VAST Data Unveils AI-Native Inference Platform for NVIDIA’s Next-Gen Agentic AI
The platform introduces a class of AI-native storage infrastructure designed for gigascale inference, built on NVIDIA BlueField-4 DPUs and Spectrum-X Ethernet networking.
VAST Data, the AI Operating System company, has announced a breakthrough inference architecture that powers the NVIDIA Inference Context Memory Storage Platform, marking a new era for long-lived, agentic AI. The platform introduces a class of AI-native storage infrastructure designed for gigascale inference, built on NVIDIA BlueField-4 DPUs and Spectrum-X Ethernet networking. It accelerates access to AI-native key-value (KV) caches, enables high-speed context sharing across nodes, and significantly improves power efficiency.
As AI inference evolves from single-prompt tasks to persistent, multi-turn reasoning across agents, the assumption that context remains local is no longer valid. Performance now hinges on how efficiently inference history can be stored, restored, reused, extended, and shared under sustained load, rather than simply on raw GPU compute power.
To address this, VAST is running its AI Operating System (AI OS) software natively on NVIDIA BlueField-4 DPUs. This embeds critical data services directly into GPU servers where inference occurs, as well as in dedicated data nodes. The architecture eliminates classic client-server contention and unnecessary data copies, reducing time-to-first-token (TTFT) even under high concurrency. Combined with VAST’s parallel Disaggregated Shared-Everything (DASE) design, each host can access a shared, globally coherent context namespace without bottlenecks, enabling seamless access from GPU memory to persistent NVMe storage over RDMA fabrics.
“Inference is becoming a memory system, not just a compute job.

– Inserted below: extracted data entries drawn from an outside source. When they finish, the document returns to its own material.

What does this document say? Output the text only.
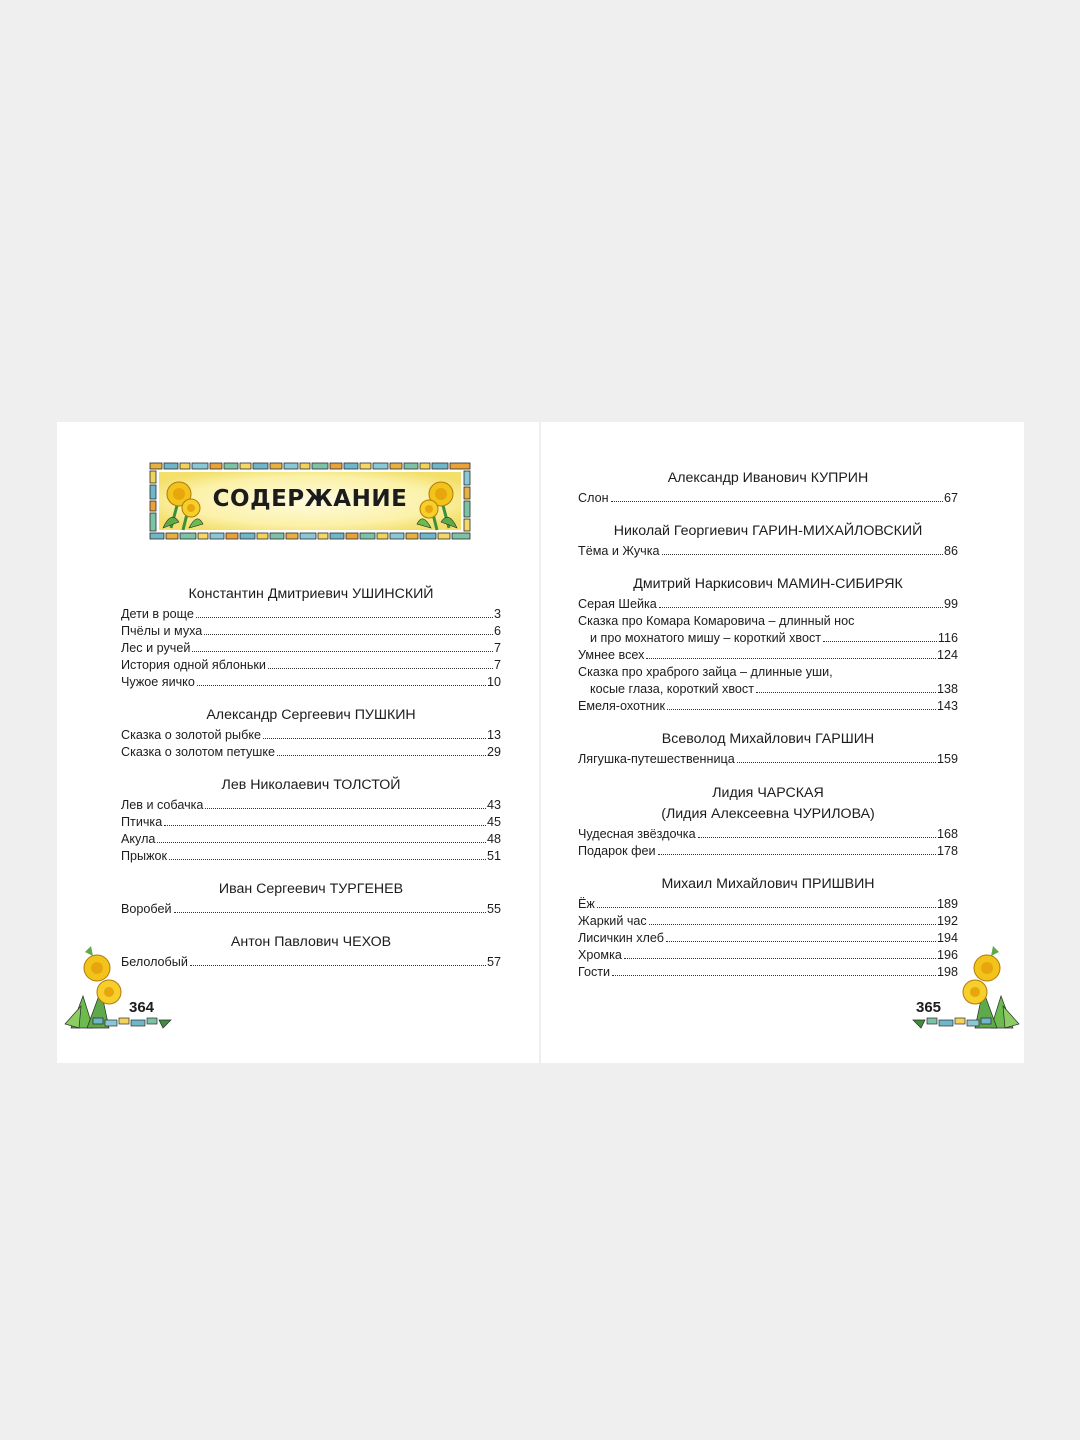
СОДЕРЖАНИЕ
Константин Дмитриевич УШИНСКИЙ
Дети в роще	3
Пчёлы и муха	6
Лес и ручей	7
История одной яблоньки	7
Чужое яичко	10
Александр Сергеевич ПУШКИН
Сказка о золотой рыбке	13
Сказка о золотом петушке	29
Лев Николаевич ТОЛСТОЙ
Лев и собачка	43
Птичка	45
Акула	48
Прыжок	51
Иван Сергеевич ТУРГЕНЕВ
Воробей	55
Антон Павлович ЧЕХОВ
Белолобый	57
364
Александр Иванович КУПРИН
Слон	67
Николай Георгиевич ГАРИН-МИХАЙЛОВСКИЙ
Тёма и Жучка	86
Дмитрий Наркисович МАМИН-СИБИРЯК
Серая Шейка	99
Сказка про Комара Комаровича – длинный нос
и про мохнатого мишу – короткий хвост	116
Умнее всех	124
Сказка про храброго зайца – длинные уши,
косые глаза, короткий хвост	138
Емеля-охотник	143
Всеволод Михайлович ГАРШИН
Лягушка-путешественница	159
Лидия ЧАРСКАЯ
(Лидия Алексеевна ЧУРИЛОВА)
Чудесная звёздочка	168
Подарок феи	178
Михаил Михайлович ПРИШВИН
Ёж	189
Жаркий час	192
Лисичкин хлеб	194
Хромка	196
Гости	198
365
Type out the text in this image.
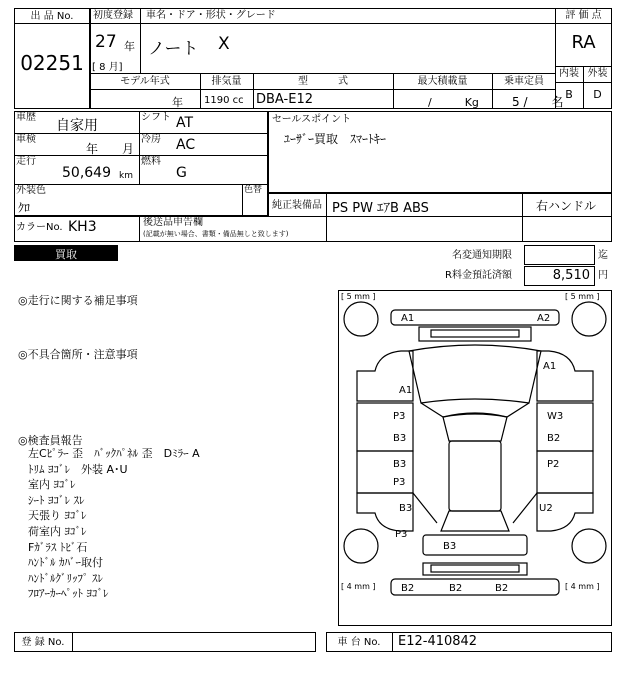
出 品 No.
02251
初度登録 車名・ドア・形状・グレード
27 年
[ 8 月]
ノート X
評 価 点
RA
内装 外装
B	D
モデル年式	排気量	型　　　式	最大積載量	乗車定員
年 1190 cc DBA-E12	/　　　Kg	5 /　　名
車歴
自家用
シフト AT
車検
年　　月
冷房 AC
走行
50,649 km
燃料
G
セールスポイント
ﾕｰｻﾞｰ買取　ｽﾏｰﾄｷｰ
外装色
ｸﾛ
色替
純正装備品 PS PW ｴｱB ABS	右ハンドル
カラーNo. KH3	後送品申告欄
(記載が無い場合、書類・備品無しと致します)
買取	名変通知期限	迄
R料金預託済額	8,510 円
◎走行に関する補足事項
◎不具合箇所・注意事項
◎検査員報告
左Cﾋﾟﾗｰ 歪　ﾊﾞｯｸﾊﾟﾈﾙ 歪　Dﾐﾗｰ A
ﾄﾘﾑ ﾖｺﾞﾚ　外装 A･U
室内 ﾖｺﾞﾚ
ｼｰﾄ ﾖｺﾞﾚ ｽﾚ
天張り ﾖｺﾞﾚ
荷室内 ﾖｺﾞﾚ
Fｶﾞﾗｽ ﾄﾋﾞ石
ﾊﾝﾄﾞﾙ ｶﾊﾞｰ取付
ﾊﾝﾄﾞﾙｸﾞﾘｯﾌﾟ ｽﾚ
ﾌﾛｱｰｶｰﾍﾟｯﾄ ﾖｺﾞﾚ
[ 5 mm ]	[ 5 mm ]
[ 4 mm ]	[ 4 mm ]
A1	A2
A1
A1
P3
B3
W3
B2
B3
P3
P2
B3
P3
U2
B3
B2	B2	B2
登 録 No.	車 台 No.	E12-410842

The winners won’t be the clusters with the most raw compute – they’ll be the ones that can move, share, and govern context at line rate. Continuity is the new performance frontier, and our AI OS on NVIDIA BlueField-4 turns context into fast, shared infrastructure that scales predictably for agentic AI.”
– John Mao, Vice President of Global Technology Alliances, VAST Data
Beyond performance gains, the VAST platform offers AI-native organizations and enterprises deploying NVIDIA AI factories a production-ready approach to inference coordination with security and efficiency. Teams can manage context with policies, isolation, auditability, and lifecycle controls, while keeping KV caches fast and usable as shared resources. This reduces GPU idle time, prevents costly infrastructure rebuilds, and ensures scalable performance as context sizes and session concurrency grow.
“Context is the fuel of thinking. Just like humans write things down to remember, AI agents need to save their work to build on it. Multi-turn and multi-user inferencing fundamentally changes how context memory is managed. VAST Data AI OS with NVIDIA BlueField-4 provides a coherent data plane for sustained throughput and predictable performance at scale.”
– Kevin Deierling, Senior Vice President of Networking, NVIDIA
VAST Data will showcase this AI-native approach at its inaugural user conference, VAST Forward, taking place February 24–26, 2026, in Salt Lake City, Utah. The event will feature technical sessions, hands-on labs, and certification programs for attendees to explore the future of AI and data infrastructure.